Der deutsch-israelische Schriftsteller Chaim Noll in seinem Garten in Israel.


Das Kennzeichen von Jenny Alonis Sprache ist eine tapfer ausgehaltene Trauer. Sie schrieb sozusagen immer in Moll. Selbst die Schilderung glücklicher Stunden ist bei ihr niemals frei vom Wissen um das Wesen unseres Lebens als eines immerwährenden Verlusts. Die 1917 in Paderborn geborene jüdische Dichterin und Prosa-Autorin von „Ich möchte auf Dauer in keinem anderen Land leben“ oder „Ich muss mir diese Zeit von der Seele schreiben“ floh 1939 ins Britische Mandatsgebiet Palästina, den künftig wiedererstandenen Staat Israel, wo sie bis zu ihrem Tod 1993 lebte. Sie konnte im letzten Moment, kurz vor Ausbruch des Zweiten Weltkriegs, als Begleiterin eines Kindertransports aus Nazi-Deutschland ausreisen, ihre Familie wurde in den deutschen Konzentrationslagern ermordet. (JR)

Von Chaim Noll

Neuanfang in Palästina

Das neue „Land der Berge und Ebenen, der Wüste und der anmutigen Talgründe“ war ihr zunächst ganz unvertraut und fremd. Aloni schrieb ihre Gedichte und Prosa weiterhin deutsch, nur die Tagebücher hebräisch. Ihr Deutsch, geprägt von der Poesiesprache des neunzehnten Jahrhunderts, im vergleichsweisen Liberalismus der Weimarer Republik auf eine fast snobistische Weise bewahrt, blieb fein und filigran, wurde daher, umgeben von allgemeiner Sprachverrohung, schon zu ihren Lebzeiten ein Anachronismus. Jenny Alonis Literatur bewahrt ein Deutsch, dessen Verlust zu bedauern ist.

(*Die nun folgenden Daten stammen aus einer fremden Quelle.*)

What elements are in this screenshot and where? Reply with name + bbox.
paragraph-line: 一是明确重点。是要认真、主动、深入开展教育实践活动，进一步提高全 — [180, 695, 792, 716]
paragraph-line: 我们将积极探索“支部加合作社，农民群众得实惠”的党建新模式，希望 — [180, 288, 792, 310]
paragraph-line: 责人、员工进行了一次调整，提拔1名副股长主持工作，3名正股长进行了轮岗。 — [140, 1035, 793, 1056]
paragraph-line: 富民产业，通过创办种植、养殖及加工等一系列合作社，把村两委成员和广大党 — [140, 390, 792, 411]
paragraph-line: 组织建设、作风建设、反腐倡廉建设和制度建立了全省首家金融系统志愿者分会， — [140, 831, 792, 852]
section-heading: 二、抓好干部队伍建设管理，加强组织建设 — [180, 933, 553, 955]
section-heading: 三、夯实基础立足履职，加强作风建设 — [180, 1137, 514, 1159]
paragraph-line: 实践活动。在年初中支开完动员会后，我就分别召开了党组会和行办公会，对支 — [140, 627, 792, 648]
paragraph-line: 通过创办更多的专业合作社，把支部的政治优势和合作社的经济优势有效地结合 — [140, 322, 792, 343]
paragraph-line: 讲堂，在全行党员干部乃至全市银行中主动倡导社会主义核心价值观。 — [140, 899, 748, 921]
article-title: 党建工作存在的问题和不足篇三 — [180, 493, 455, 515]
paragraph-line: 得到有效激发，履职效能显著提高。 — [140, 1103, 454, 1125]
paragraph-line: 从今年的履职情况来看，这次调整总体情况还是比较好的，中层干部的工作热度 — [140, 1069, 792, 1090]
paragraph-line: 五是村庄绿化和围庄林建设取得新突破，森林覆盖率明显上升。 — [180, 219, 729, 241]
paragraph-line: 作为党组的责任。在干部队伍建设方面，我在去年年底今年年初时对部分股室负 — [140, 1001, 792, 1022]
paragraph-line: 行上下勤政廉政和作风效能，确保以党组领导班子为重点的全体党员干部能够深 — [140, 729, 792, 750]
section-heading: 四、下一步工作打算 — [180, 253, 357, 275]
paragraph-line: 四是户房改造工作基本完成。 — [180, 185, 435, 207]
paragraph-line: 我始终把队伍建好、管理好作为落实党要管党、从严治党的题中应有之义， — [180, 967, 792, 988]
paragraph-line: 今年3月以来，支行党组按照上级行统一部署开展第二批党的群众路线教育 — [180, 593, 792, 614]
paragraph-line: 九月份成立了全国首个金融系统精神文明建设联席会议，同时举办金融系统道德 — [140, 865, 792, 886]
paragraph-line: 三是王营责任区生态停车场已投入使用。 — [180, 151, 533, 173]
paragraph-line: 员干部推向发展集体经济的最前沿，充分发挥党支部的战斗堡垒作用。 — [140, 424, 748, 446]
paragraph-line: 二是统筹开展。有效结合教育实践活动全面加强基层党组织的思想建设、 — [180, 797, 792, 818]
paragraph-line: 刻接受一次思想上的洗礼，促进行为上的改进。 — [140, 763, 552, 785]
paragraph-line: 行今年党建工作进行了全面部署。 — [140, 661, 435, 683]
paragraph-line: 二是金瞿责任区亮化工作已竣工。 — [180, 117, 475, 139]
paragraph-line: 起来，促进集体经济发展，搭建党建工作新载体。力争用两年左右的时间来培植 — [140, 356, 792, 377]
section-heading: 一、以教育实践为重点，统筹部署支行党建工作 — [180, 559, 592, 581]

Dabei fehlte es nicht an verstörenden Erlebnissen. In Deutschland sah sie ihr Elternhaus nach der „Reichskristallnacht“ in Trümmern und erlebte die allmähliche Degradierung der Familie von assimilierten deutschen Staatsbürgern zu Parias. In Israel arbeitete sie als Sozialarbeiterin, eine deprimierende Erfahrung in dem damals armen, kaum strukturierten, von Einwanderern aus über hundert Herkunftsländern überfluteten Land voll drückender Sorgen und zwischenmenschlicher Probleme. Schreiben ist in ihrem Fall durchaus als Kontrapunkt zum Alltäglichen und verstörend Profanen zu verstehen, als, wie ihr Zeitgenosse Victor Klemprerer es nannte, „Balancierstange“ über einem Abgrund, der viele Andere verschlang.